BTSのカムバックトレイラー、Outro:Egoについて初見の感想。

Daydreamから連なるJ-Hopeのソロ楽曲としての文脈で見た場合は説得力を持つが、BTSの楽曲として見た時には、あーラップラインって、ずっとこういう事ばかり言ってるなあ、という印象に聴こえてしまう。

これで良かったんだ、と言う役割をJ-Hopeに任せるのは間違いではないが、それが全員の意見を代表しているようには見えない。全員の感想である必要性があるのか、という所が議論の余地があるが、BTSというグループの作品である、という事を考えると、RMは自分は誰なんだという問いかけのまま、SUGAはいつも孤独で、J-Hopeは選んだ道はこれで良かったと言っている印象はずっと前から変わらず、それが彼等を取り巻く状況は変われどそのままであるように見える。

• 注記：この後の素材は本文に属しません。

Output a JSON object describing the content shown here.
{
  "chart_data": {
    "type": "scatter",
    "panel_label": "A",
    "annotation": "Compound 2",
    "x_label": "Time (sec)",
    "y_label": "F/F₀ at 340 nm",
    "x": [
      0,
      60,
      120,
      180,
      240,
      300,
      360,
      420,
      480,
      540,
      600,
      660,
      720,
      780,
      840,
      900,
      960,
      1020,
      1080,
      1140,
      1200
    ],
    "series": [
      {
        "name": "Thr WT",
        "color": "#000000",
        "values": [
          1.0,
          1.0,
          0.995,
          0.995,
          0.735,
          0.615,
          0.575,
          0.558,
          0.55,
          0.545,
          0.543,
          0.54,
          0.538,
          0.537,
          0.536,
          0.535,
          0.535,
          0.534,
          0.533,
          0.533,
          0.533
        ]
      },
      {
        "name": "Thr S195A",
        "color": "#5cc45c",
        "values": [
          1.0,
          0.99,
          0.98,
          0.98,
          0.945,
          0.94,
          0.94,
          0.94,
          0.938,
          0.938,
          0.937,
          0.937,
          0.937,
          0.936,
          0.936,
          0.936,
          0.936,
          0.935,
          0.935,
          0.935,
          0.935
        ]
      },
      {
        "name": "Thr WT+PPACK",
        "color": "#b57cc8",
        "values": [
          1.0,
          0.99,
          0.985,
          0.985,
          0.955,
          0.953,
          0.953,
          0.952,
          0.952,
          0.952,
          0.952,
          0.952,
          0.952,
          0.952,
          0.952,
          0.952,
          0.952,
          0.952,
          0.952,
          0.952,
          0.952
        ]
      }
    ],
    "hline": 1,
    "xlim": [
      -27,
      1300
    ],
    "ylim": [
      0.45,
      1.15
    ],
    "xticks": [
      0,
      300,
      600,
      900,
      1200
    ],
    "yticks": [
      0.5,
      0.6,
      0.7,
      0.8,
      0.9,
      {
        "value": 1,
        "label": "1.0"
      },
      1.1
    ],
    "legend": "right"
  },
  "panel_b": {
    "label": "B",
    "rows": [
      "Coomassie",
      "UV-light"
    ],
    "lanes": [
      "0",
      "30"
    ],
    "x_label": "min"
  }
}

彼らが置かれた状況への視点がそれぞれに違うのは当たり前だが、ソロ曲であれどグループの楽曲の一つであると考えた場合に、今回ばかりは違和感を覚える。Persona、Shadow、Ego、どれもまるでミックステープのソロ曲を集めたような印象だからだ。
ソロ曲が多くを占めたアルバムWINGSにそれは無かった。あくまで与えられたキャラクターの範囲内で言いたい事を言っていたか、言っているように見せていた。
だが今回はきっと違う。方向性を与えられてはいるが、もっと生身で枠内からはみ出している。コンセプトの中に抑えられていない。それが各々の個性がより出た、と解釈されるのか、グループとしてバラけた印象を残すのか、心理学コンセプトだからこんな感じでしょ、となるのか。最終的にはアルバムを聴いてみないとわからないが。

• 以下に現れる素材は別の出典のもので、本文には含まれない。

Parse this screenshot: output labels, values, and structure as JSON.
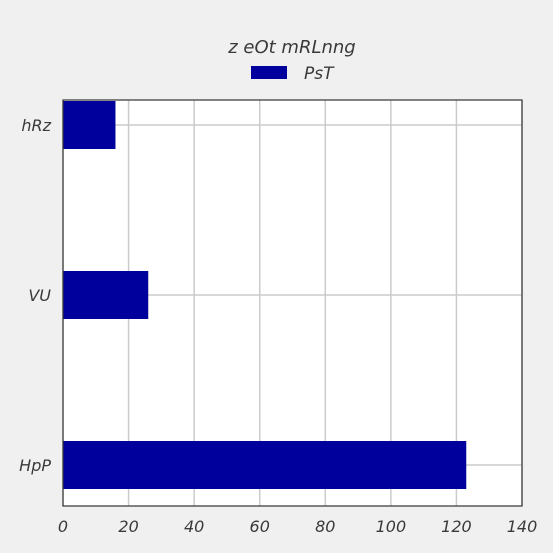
{
  "chart_data": {
    "type": "bar",
    "orientation": "horizontal",
    "legend_title": "z eOt mRLnng",
    "legend_position": "top-center",
    "categories": [
      "hRz",
      "VU",
      "HpP"
    ],
    "series": [
      {
        "name": "PsT",
        "values": [
          16,
          26,
          123
        ],
        "color": "#00009c"
      }
    ],
    "xlim": [
      0,
      140
    ],
    "xticks": [
      0,
      20,
      40,
      60,
      80,
      100,
      120,
      140
    ],
    "xtick_labels": [
      "0",
      "20",
      "40",
      "60",
      "80",
      "100",
      "120",
      "140"
    ],
    "grid": true,
    "colors": {
      "background": "#f0f0f0",
      "plot_background": "#ffffff",
      "grid": "#cbcbcb",
      "axis": "#333333"
    }
  }
}
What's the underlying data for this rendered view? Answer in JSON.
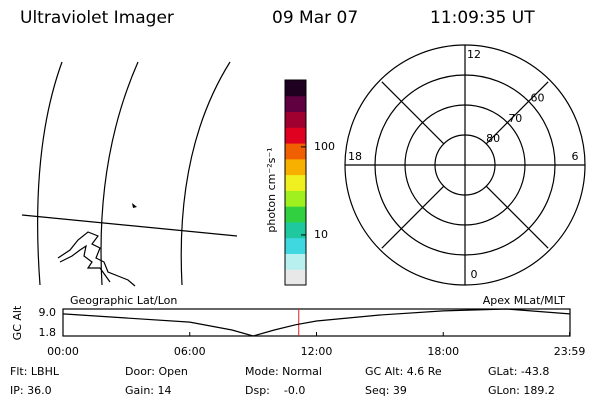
{
  "header": {
    "title": "Ultraviolet Imager",
    "date": "09 Mar 07",
    "time": "11:09:35 UT"
  },
  "map": {
    "label": "Geographic Lat/Lon"
  },
  "colorbar": {
    "label": "photon cm⁻²s⁻¹",
    "scale": "log",
    "clim": [
      2.7,
      575
    ],
    "ticks": [
      10,
      100
    ],
    "colors": [
      "#e8e8e8",
      "#b8f0f0",
      "#40d8e0",
      "#20c8a0",
      "#30d040",
      "#a0f020",
      "#f0f020",
      "#f8b000",
      "#f06000",
      "#e00020",
      "#a00030",
      "#600040",
      "#200020"
    ]
  },
  "polar": {
    "mlt_labels": [
      12,
      18,
      6,
      0
    ],
    "lat_lim": [
      50,
      90
    ],
    "lat_rings": [
      60,
      70,
      80
    ]
  },
  "chart_data": {
    "type": "line",
    "ylabel": "GC Alt",
    "left_label": "Geographic Lat/Lon",
    "right_label": "Apex MLat/MLT",
    "x": [
      0,
      3,
      6,
      8,
      9,
      10,
      11,
      12,
      15,
      18,
      21,
      23.98
    ],
    "values": [
      7.7,
      6.6,
      5.5,
      3.4,
      1.8,
      3.4,
      4.8,
      5.8,
      7.4,
      8.5,
      9.0,
      7.7
    ],
    "color": "#000000",
    "xlim": [
      0,
      24
    ],
    "xticks": [
      {
        "value": 0,
        "label": "00:00"
      },
      {
        "value": 6,
        "label": "06:00"
      },
      {
        "value": 12,
        "label": "12:00"
      },
      {
        "value": 18,
        "label": "18:00"
      },
      {
        "value": 23.98,
        "label": "23:59"
      }
    ],
    "ylim": [
      1.8,
      9.0
    ],
    "yticks": [
      {
        "value": 9.0,
        "label": "9.0"
      },
      1.8
    ],
    "time_marker": 11.16,
    "time_marker_color": "#e02020"
  },
  "status": [
    "Flt: LBHL",
    "IP: 36.0",
    "Door: Open",
    "Gain: 14",
    "Mode: Normal",
    "Dsp:    -0.0",
    "GC Alt: 4.6 Re",
    "Seq: 39",
    "GLat: -43.8",
    "GLon: 189.2"
  ]
}
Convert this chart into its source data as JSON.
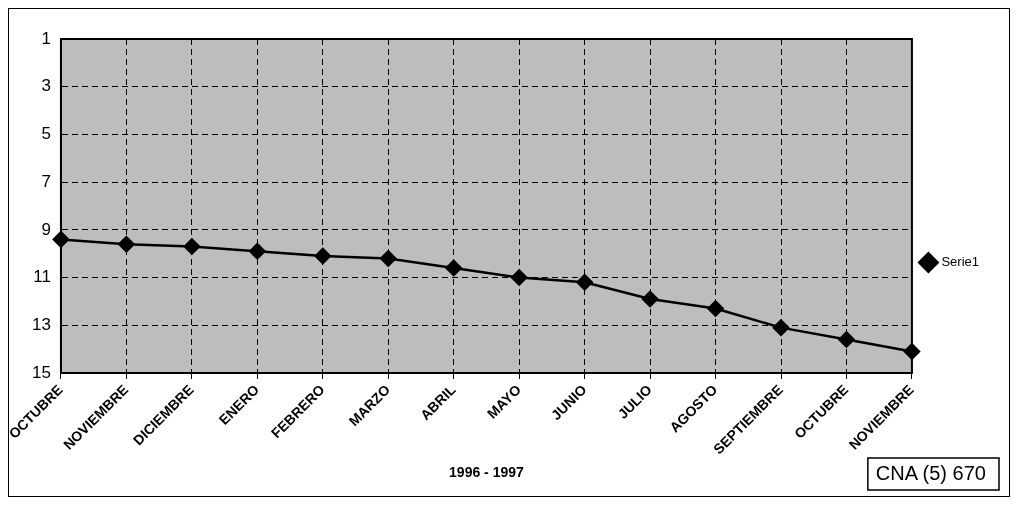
{
  "chart_data": {
    "type": "line",
    "xlabel": "1996 - 1997",
    "categories": [
      "OCTUBRE",
      "NOVIEMBRE",
      "DICIEMBRE",
      "ENERO",
      "FEBRERO",
      "MARZO",
      "ABRIL",
      "MAYO",
      "JUNIO",
      "JULIO",
      "AGOSTO",
      "SEPTIEMBRE",
      "OCTUBRE",
      "NOVIEMBRE"
    ],
    "series": [
      {
        "name": "Serie1",
        "color": "#000000",
        "values": [
          9.4,
          9.6,
          9.7,
          9.9,
          10.1,
          10.2,
          10.6,
          11.0,
          11.2,
          11.9,
          12.3,
          13.1,
          13.6,
          14.1
        ]
      }
    ],
    "ylim": [
      15,
      1
    ],
    "yticks": [
      1,
      3,
      5,
      7,
      9,
      11,
      13,
      15
    ],
    "grid": true,
    "legend": "right",
    "marker": "diamond",
    "line_style": "solid",
    "annotations": [
      "CNA (5) 670"
    ]
  }
}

個人的にはEgoという曲はBTSの楽曲というより、J-Hopeのソロプロジェクトの曲の一つを提供したように見える。それだけ彼の個性が際立っているのだろうし、楽曲Personaを含めた、7に関連して出てきたどの曲も、BTSの箱に納めておこうという意思を少し放棄しているように見える。Black Swanという曲を聴いて、パフォーマンスを見て、僕たちはそれを見せつけられたはずだ。

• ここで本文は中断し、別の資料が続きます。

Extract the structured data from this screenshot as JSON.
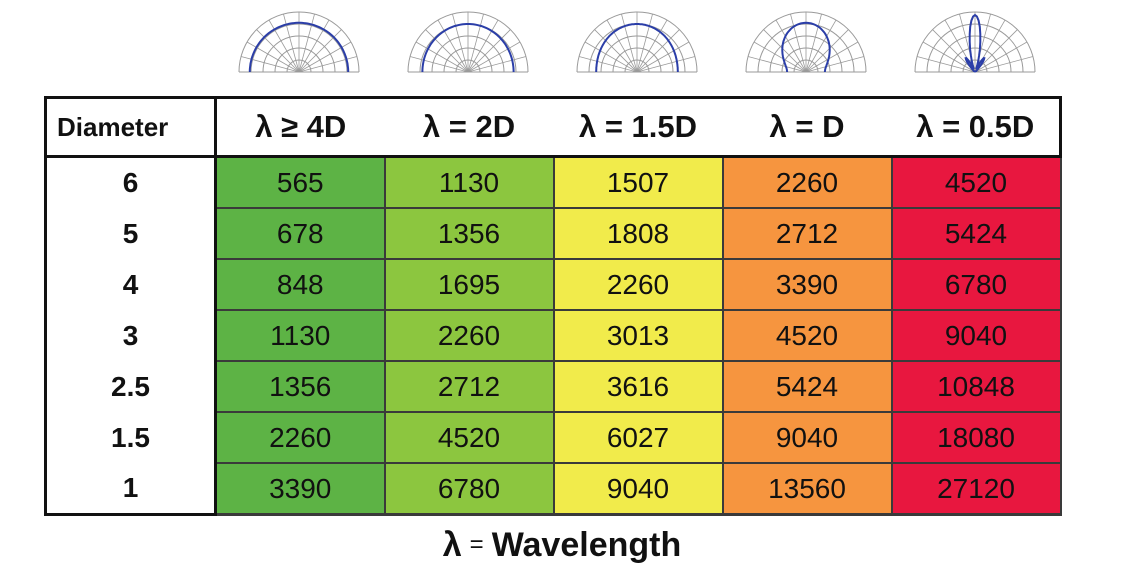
{
  "colors": {
    "col_fills": [
      "#5db345",
      "#8cc63f",
      "#f1eb4b",
      "#f6953f",
      "#e8173f"
    ],
    "polar_grid": "#9a9a9a",
    "polar_curve": "#2b3ea8"
  },
  "chart_data": {
    "type": "table",
    "row_header": "Diameter",
    "columns": [
      "λ ≥ 4D",
      "λ = 2D",
      "λ = 1.5D",
      "λ = D",
      "λ = 0.5D"
    ],
    "rows": [
      {
        "diameter": "6",
        "values": [
          "565",
          "1130",
          "1507",
          "2260",
          "4520"
        ]
      },
      {
        "diameter": "5",
        "values": [
          "678",
          "1356",
          "1808",
          "2712",
          "5424"
        ]
      },
      {
        "diameter": "4",
        "values": [
          "848",
          "1695",
          "2260",
          "3390",
          "6780"
        ]
      },
      {
        "diameter": "3",
        "values": [
          "1130",
          "2260",
          "3013",
          "4520",
          "9040"
        ]
      },
      {
        "diameter": "2.5",
        "values": [
          "1356",
          "2712",
          "3616",
          "5424",
          "10848"
        ]
      },
      {
        "diameter": "1.5",
        "values": [
          "2260",
          "4520",
          "6027",
          "9040",
          "18080"
        ]
      },
      {
        "diameter": "1",
        "values": [
          "3390",
          "6780",
          "9040",
          "13560",
          "27120"
        ]
      }
    ],
    "polar_patterns": [
      "omnidirectional",
      "near-omnidirectional",
      "slightly-flattened",
      "narrowing",
      "narrow-beam-with-sidelobes"
    ]
  },
  "footer": {
    "lambda": "λ",
    "eq": "=",
    "word": "Wavelength"
  }
}
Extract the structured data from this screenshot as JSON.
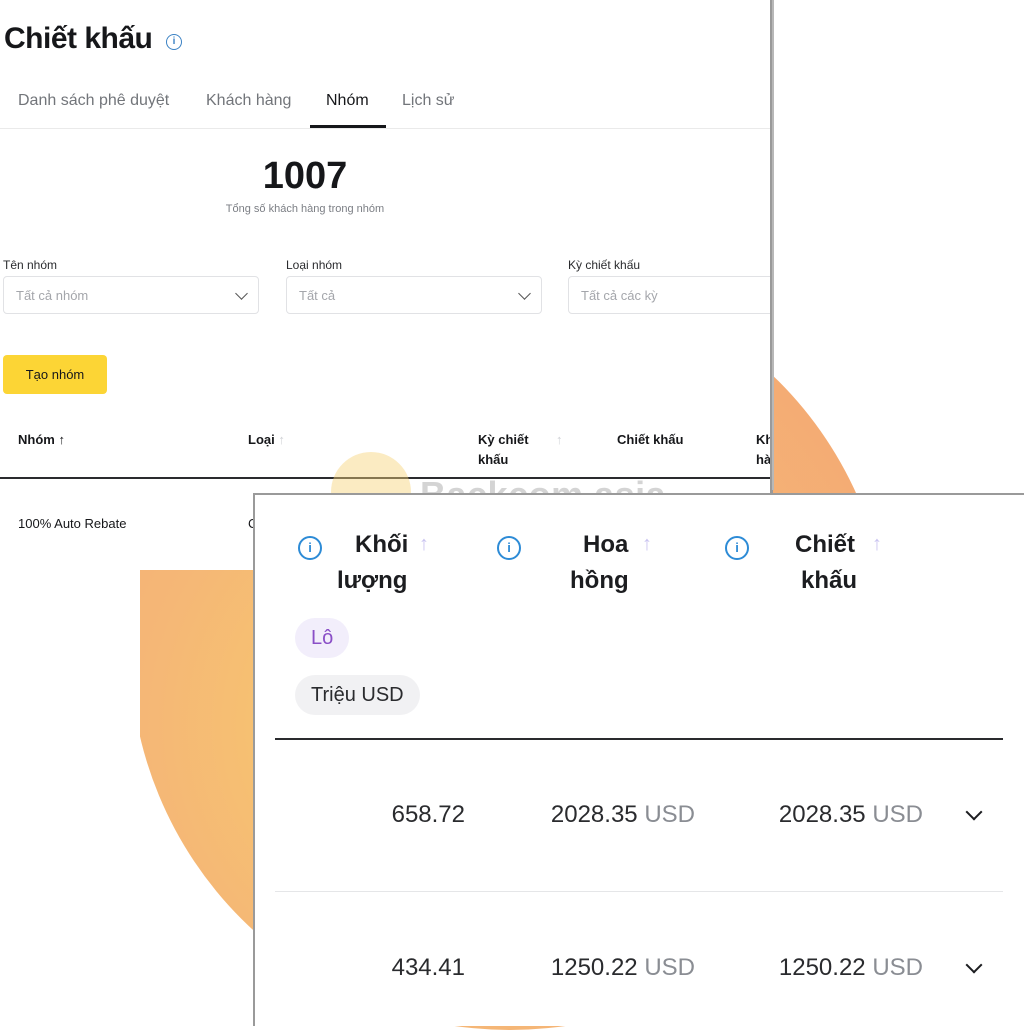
{
  "page": {
    "title": "Chiết khấu"
  },
  "tabs": [
    "Danh sách phê duyệt",
    "Khách hàng",
    "Nhóm",
    "Lịch sử"
  ],
  "active_tab": "Nhóm",
  "kpi": {
    "value": "1007",
    "label": "Tổng số khách hàng trong nhóm"
  },
  "filters": [
    {
      "label": "Tên nhóm",
      "placeholder": "Tất cả nhóm"
    },
    {
      "label": "Loại nhóm",
      "placeholder": "Tất cả"
    },
    {
      "label": "Kỳ chiết khấu",
      "placeholder": "Tất cả các kỳ"
    }
  ],
  "create_button": "Tạo nhóm",
  "table": {
    "headers": [
      "Nhóm ↑",
      "Loại",
      "Kỳ chiết",
      "khấu",
      "Chiết khấu",
      "Kh",
      "hà"
    ],
    "sort_icon": "↑",
    "rows": [
      {
        "group": "100% Auto Rebate",
        "type_partial": "C"
      }
    ]
  },
  "watermark": "Backcom.asia",
  "zoom": {
    "columns": [
      {
        "line1": "Khối",
        "line2": "lượng"
      },
      {
        "line1": "Hoa",
        "line2": "hồng"
      },
      {
        "line1": "Chiết",
        "line2": "khấu"
      }
    ],
    "info_glyph": "i",
    "sort_icon": "↑",
    "badges": [
      "Lô",
      "Triệu USD"
    ],
    "rows": [
      {
        "volume": "658.72",
        "commission": "2028.35",
        "commission_unit": "USD",
        "rebate": "2028.35",
        "rebate_unit": "USD"
      },
      {
        "volume": "434.41",
        "commission": "1250.22",
        "commission_unit": "USD",
        "rebate": "1250.22",
        "rebate_unit": "USD"
      }
    ]
  },
  "colors": {
    "accent": "#fcd535",
    "info": "#2d8bd6",
    "lot_badge_text": "#8a4fc7"
  }
}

それなのに歌う歌詞の内容はアイドルで人気ある自分達の事。これからはアイドルの看板をある程度下ろしていきたいだろう。だがその為にはそろそろ違うことを歌っていく必要があるのではないか。今回がアイドルの自分達としての総括ならば良いが、今後もこうした歌詞の内容が続くのはアーティストを目指すならば厳しい。
ファンだけが喜ぶ歌詞と普遍性を持った歌詞は違う。だが現在の熱心なファンは”私達”に向けて歌われている曲に心震わせ、彼らに心酔している。そういうファン層と、アーディストとしてこれから獲得したいファン層は違うだろう。そこの間を取る努力をした痕跡が見える曲が今回のEgoだと思う。